The chief agreed with his man. It was certainly a very odd thing that Miss Slade, alias Mrs. Marlow, if she really had any concern with the murder of James Allerdyke, should put his photograph in a fairly expensive silver frame, and hang it where she could look at it every day. But, as Chettle sagely remarked, you never can tell, and you never can account, and you never know, and meanwhile there was the urgent business on hand.

The business on hand came to nothing. Manager and manageress watched with interested amazement while the two searchers went through everything in that room with a thoroughness and rapidity produced by long practice. They were astounded at the deftness with which the heavy-looking Mr. Chettle explored drawers and trunks, and the military-looking chief peered into wardrobes and cupboards and examined desks and tables. But they were not so much astonished as the two detectives themselves were. For in all that room--always excepting the photograph of James Allerdyke--there was not a single object, a scrap of paper, anything whatever, which connected the Miss Slade of the Pompadour with the Mrs. Marlow of Fullaway's or bore reference to the matter in hand. The searchers finally retired utterly baffled.

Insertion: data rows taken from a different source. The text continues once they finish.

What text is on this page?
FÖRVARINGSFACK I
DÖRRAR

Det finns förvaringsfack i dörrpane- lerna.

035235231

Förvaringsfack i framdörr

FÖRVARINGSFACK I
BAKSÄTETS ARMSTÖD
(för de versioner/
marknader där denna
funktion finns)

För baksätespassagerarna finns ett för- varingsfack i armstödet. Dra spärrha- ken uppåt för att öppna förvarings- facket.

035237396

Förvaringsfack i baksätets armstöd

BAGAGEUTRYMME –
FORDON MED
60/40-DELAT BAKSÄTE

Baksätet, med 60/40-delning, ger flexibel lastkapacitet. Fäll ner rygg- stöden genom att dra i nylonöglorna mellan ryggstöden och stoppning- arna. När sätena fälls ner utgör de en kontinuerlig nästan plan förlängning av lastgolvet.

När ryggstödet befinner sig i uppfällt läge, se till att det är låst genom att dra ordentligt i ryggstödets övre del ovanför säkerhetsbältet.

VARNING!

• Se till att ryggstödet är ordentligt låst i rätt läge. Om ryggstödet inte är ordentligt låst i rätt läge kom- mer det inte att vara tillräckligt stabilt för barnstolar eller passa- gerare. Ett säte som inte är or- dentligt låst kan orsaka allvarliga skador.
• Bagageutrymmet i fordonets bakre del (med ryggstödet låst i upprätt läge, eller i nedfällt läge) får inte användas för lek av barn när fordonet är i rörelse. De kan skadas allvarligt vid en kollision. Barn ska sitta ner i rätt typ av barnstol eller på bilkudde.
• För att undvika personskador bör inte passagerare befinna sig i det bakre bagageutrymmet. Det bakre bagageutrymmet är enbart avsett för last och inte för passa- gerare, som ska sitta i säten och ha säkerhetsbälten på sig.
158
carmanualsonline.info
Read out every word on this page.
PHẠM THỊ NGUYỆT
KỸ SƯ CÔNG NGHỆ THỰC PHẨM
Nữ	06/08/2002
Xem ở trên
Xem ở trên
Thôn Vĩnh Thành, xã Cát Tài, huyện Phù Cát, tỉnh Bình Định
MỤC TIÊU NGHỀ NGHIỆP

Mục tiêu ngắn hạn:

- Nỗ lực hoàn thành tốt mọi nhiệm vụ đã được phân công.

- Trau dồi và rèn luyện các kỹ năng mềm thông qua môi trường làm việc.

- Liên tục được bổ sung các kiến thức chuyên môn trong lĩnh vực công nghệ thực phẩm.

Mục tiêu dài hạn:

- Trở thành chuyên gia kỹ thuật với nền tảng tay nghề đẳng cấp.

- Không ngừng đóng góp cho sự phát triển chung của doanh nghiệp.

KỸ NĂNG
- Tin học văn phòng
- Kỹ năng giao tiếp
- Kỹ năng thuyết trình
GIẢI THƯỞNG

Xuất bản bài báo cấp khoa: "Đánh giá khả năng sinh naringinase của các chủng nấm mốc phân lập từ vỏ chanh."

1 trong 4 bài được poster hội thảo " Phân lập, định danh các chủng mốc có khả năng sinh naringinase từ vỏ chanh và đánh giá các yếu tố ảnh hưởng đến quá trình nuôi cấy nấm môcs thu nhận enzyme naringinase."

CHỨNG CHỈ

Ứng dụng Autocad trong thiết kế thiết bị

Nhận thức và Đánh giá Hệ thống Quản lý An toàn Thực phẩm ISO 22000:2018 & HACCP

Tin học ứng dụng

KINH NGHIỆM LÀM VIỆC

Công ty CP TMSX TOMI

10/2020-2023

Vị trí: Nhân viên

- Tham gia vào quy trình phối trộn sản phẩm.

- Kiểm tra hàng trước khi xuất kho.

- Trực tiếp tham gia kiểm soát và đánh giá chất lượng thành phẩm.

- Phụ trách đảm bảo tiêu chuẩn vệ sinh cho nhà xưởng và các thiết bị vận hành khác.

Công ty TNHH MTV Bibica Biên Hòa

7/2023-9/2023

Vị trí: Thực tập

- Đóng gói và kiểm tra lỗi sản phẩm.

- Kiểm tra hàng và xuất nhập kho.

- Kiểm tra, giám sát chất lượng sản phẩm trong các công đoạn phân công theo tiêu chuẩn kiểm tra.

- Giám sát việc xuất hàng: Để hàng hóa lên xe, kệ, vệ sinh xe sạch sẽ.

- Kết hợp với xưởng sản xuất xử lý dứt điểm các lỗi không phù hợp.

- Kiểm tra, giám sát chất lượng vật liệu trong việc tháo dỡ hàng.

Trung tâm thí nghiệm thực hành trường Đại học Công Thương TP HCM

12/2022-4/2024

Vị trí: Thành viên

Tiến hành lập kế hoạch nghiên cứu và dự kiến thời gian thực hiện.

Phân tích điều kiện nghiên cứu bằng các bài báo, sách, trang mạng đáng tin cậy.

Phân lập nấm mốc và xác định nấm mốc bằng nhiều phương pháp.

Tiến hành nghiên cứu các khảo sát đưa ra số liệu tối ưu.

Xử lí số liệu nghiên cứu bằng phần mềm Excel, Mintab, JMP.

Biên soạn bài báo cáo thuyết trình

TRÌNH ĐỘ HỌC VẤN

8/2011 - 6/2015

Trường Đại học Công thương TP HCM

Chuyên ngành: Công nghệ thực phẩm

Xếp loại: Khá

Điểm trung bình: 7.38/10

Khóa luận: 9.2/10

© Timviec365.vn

"Drawn blank," murmured the chief good-humouredly. He turned to the lookers-on. "I suppose you have nothing of Miss Slade's?" he said. "Nothing confined to your care, eh?"

The manageress glanced at her husband, with whom she had kept up a whispered conversation. The manager nodded.

"Better tell them," he said. "No good keeping anything back."

"Ah!" said the chief. "You have something?"

"A small parcel," admitted the manageress, "which she gave me a few days ago to lock up in our safe. She said it contained something valuable, and she hadn't anything to lock it up in. It's in the safe now."

"I'm afraid we must see it," said the chief.

At the foot of the stairs the hall-porter accosted the party and looked at the chief narrowly.

"Name of Chettle, sir?" he asked. "You're wanted at our telephone--urgent."

The chief motioned to Chettle, who went off with the hall-porter; he himself followed the manageress into her office. She unlocked a safe, rummaged amongst its contents, and handed him a small square parcel, done up in brown paper and sealed with black wax. Before he could open it, Chettle returned, serious and puzzled, and whispered to him. Then, with the shortest of leave-takings, the two officers hurried away from the Pompadour, the chief carrying the little parcel tightly grasped in his right hand.